Nous ne mourrons pas. Pas comme ça, comme ça ! Pas maintenant ! Parce que nous avons vécu, survécu... Nous avons enjambé la rive assassine. Parce que du haut de la montagne fébrilement escaladée, nous défions encore la voracité des chutes vertigineuses. Tremblotant certes, mais, tel le vieux poteau-mitan gardien du Temple, étonnamment debout. Nous avons parcouru les dédales de notre existence, dévalant la rudesse de nos ultimes désirs. Nos remords. Nous avons fait saigner les rochers. Nous avons appris, pour parler d’acquis, le langage têtu de mille collines ; sacralisant l’insignifiance des vies insignifiantes. Nous avons brassé la vie. L’endroit et l’envers du macabre qui nous sont donnés comme décor ne nous effraient point. Ce lugubre donné comme concerto dans notre devant-porte.

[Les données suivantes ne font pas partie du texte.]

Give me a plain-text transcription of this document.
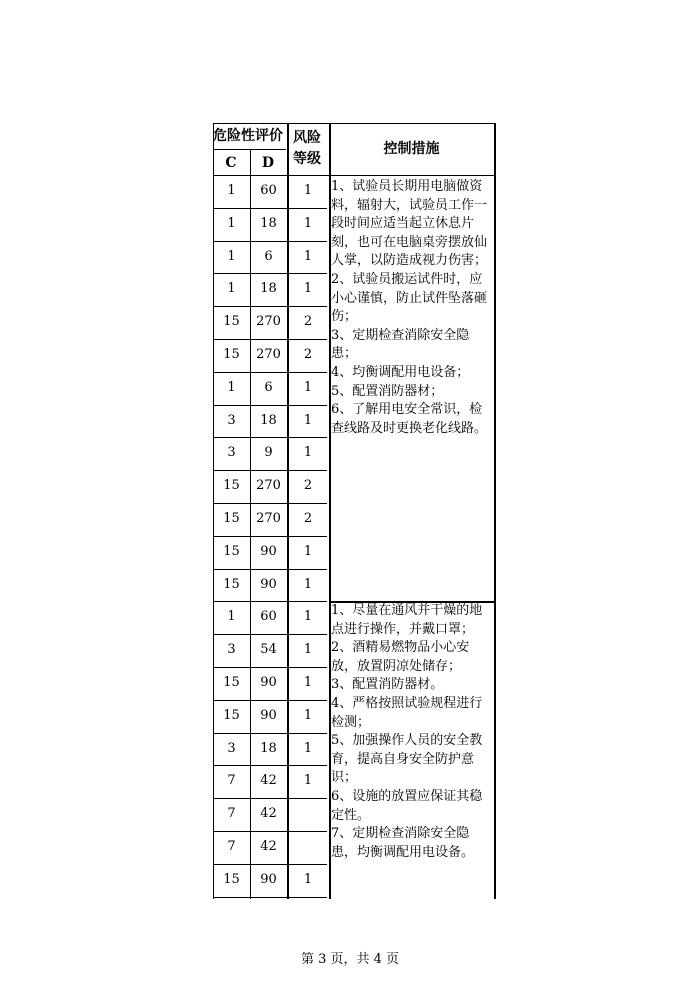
危险性评价
C	D
风险
等级
控制措施
1	60	1
1	18	1
1	6	1
1	18	1
15	270	2
15	270	2
1	6	1
3	18	1
3	9	1
15	270	2
15	270	2
15	90	1
15	90	1
1	60	1
3	54	1
15	90	1
15	90	1
3	18	1
7	42	1
7	42
7	42
15	90	1
1、试验员长期用电脑做资料，辐射大，试验员工作一段时间应适当起立休息片刻，也可在电脑桌旁摆放仙人掌，以防造成视力伤害；
2、试验员搬运试件时，应小心谨慎，防止试件坠落砸伤；
3、定期检查消除安全隐患；
4、均衡调配用电设备；
5、配置消防器材；
6、了解用电安全常识，检查线路及时更换老化线路。
1、尽量在通风并干燥的地点进行操作，并戴口罩；
2、酒精易燃物品小心安放，放置阴凉处储存；
3、配置消防器材。
4、严格按照试验规程进行检测；
5、加强操作人员的安全教育，提高自身安全防护意识；
6、设施的放置应保证其稳定性。
7、定期检查消除安全隐患，均衡调配用电设备。
第 3 页，共 4 页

Ce tapage faussement silencieux pour barricader la chanson de la mer, le rire du grand vent, l’élégance virevoltante du cerf-volant, l’arabesque de fous rires par-delà le temps qui passe et l’insouciance du devant-jour. Guerriers de l’Amour, POÉSIE est notre cri de guerre, notre rage de vaincre, notre raison d’être. Poésie est amour. Amour est immortel. Nous marcherons désormais, à l’assaut des forteresses de cœurs solitaires. Sur la route épineuse. Nous marcherons. Pour ne plus jamais s’arrêter. Nous marcherons. Avec la conviction d’être, pour soi-même et pour les autres, une quête de lumière. Un rêve éclaté. Éveillé. C’est décidé ! Nous ne tuerons pas la vie. Nous ne mourrons pas ! Nous oserons rêver, les yeux clairs, le visage découvert. Notre esprit piétinera toute ombre incertaine dont ni l’évidence civilisatrice ni les prouesses d’infâme grandeur ne semblent dompter les secrets. Notre cœur cessera de gémir attendant stérilement la délivrance. Nous nous laisserons traverser par le vide, le plein. Les murmures d’aube. La mélodie du silence. Oisifs à tout faire chevauchant le soleil. Libres serons-nous de vaquer à nos non-occupations.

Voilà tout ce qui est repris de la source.